Error: “This function has none of DETERMINISTIC, NO SQL, or READS SQL DATA” — add the appropriate characteristic clause to the CREATE FUNCTION statement.

Production Scenario: Pricing Engine

An e-commerce platform centralizes tiered pricing in a function used by reporting and batch jobs:

  SELECT
    o.id,
    o.total,
    calculate_discount(o.total, u.tier) AS discount,
    o.total - calculate_discount(o.total, u.tier) AS net_total
FROM orders o
JOIN users u ON o.user_id = u.id
WHERE o.created_at >= CURDATE() - INTERVAL 7 DAY;
  

For the OLTP checkout path, the same logic runs in application code (cached config).

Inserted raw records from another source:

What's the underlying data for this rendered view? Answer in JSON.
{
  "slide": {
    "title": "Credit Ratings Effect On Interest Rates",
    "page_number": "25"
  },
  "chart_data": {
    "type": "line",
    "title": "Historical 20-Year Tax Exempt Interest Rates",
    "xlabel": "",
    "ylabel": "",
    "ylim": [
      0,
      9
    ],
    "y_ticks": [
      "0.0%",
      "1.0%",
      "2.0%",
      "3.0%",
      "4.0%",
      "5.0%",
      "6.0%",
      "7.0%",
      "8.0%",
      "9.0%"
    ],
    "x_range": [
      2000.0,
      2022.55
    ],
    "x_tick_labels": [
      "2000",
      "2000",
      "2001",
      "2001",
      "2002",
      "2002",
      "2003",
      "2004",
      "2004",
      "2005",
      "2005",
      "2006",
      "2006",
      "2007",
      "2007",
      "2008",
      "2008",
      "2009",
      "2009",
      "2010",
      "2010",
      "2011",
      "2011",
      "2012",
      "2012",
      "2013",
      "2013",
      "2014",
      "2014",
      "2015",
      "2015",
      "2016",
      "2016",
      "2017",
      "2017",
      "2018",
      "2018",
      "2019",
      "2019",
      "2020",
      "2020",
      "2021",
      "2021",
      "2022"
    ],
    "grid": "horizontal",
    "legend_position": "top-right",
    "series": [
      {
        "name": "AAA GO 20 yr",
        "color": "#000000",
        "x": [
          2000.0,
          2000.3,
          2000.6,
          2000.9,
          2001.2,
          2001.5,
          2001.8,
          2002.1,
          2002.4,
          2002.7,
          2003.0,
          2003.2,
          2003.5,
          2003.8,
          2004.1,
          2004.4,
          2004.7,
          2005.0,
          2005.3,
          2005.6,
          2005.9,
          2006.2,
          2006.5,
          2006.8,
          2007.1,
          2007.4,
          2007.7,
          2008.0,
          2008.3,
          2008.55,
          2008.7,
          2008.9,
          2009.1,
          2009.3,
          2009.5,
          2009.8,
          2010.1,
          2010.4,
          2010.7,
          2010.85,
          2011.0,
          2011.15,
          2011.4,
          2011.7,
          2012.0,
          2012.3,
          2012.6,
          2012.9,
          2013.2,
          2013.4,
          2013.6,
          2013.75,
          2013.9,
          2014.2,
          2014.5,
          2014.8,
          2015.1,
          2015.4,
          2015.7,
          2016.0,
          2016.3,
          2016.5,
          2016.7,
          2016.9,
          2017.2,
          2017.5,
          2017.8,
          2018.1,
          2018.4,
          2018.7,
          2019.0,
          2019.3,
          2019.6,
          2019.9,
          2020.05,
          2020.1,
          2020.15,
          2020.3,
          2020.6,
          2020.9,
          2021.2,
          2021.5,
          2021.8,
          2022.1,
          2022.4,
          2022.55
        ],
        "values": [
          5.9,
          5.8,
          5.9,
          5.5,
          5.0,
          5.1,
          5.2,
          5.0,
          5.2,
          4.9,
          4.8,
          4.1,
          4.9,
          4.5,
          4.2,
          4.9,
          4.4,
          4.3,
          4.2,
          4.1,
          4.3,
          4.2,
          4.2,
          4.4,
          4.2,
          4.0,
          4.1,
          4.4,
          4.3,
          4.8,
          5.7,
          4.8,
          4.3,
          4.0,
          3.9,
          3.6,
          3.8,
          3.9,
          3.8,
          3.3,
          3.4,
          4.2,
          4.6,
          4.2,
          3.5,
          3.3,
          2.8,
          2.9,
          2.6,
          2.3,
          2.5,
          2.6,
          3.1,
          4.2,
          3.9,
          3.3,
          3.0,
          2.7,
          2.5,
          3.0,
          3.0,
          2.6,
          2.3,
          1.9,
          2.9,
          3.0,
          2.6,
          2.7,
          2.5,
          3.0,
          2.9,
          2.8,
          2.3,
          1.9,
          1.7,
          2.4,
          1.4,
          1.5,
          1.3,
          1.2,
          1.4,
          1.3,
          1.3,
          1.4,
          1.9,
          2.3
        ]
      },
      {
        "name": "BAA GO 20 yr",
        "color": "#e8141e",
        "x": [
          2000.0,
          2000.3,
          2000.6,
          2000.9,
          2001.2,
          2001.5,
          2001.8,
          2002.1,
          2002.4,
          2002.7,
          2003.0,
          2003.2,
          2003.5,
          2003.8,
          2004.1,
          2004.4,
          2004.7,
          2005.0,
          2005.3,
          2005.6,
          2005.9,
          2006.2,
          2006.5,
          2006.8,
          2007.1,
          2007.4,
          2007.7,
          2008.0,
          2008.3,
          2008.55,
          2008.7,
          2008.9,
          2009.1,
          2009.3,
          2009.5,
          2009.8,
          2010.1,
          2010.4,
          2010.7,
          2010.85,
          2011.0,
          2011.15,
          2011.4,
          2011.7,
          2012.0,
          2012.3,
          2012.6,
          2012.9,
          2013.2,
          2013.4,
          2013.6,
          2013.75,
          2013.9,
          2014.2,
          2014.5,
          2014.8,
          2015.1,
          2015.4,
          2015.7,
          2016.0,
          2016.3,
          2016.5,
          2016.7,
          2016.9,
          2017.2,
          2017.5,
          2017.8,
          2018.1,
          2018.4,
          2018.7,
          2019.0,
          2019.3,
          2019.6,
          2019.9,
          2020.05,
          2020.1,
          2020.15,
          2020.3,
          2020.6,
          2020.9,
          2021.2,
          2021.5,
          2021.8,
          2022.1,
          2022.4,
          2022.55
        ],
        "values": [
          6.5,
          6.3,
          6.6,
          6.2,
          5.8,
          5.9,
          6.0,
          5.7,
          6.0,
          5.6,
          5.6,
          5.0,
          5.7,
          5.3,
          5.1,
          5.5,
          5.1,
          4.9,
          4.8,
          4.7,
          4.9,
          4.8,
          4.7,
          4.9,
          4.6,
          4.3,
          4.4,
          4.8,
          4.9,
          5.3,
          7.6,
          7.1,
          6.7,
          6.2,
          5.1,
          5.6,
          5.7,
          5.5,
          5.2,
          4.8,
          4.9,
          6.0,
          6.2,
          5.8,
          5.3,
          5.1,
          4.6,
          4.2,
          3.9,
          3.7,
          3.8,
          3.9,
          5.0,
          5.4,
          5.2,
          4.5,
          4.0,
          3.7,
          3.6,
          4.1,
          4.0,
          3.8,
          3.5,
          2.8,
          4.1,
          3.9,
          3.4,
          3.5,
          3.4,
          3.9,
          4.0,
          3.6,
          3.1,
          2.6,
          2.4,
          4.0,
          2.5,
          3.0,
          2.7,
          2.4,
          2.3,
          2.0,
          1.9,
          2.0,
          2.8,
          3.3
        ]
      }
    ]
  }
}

The function serves BI dashboards and ad-hoc analyst queries without duplicating SQL in multiple reports.

Performance Tips

  • Cache expensive function results in application memory when inputs repeat
  • Use generated columns instead of functions when the computation is row-local and indexable:
  ALTER TABLE orders
ADD COLUMN net_total DECIMAL(10,2)
    AS (total - calculate_discount(total, 'standard')) STORED,
ADD INDEX idx_net_total (net_total);
  

Stored functions are powerful for encapsulating reusable SQL logic — use them where clarity wins, and avoid them where they become hidden performance traps.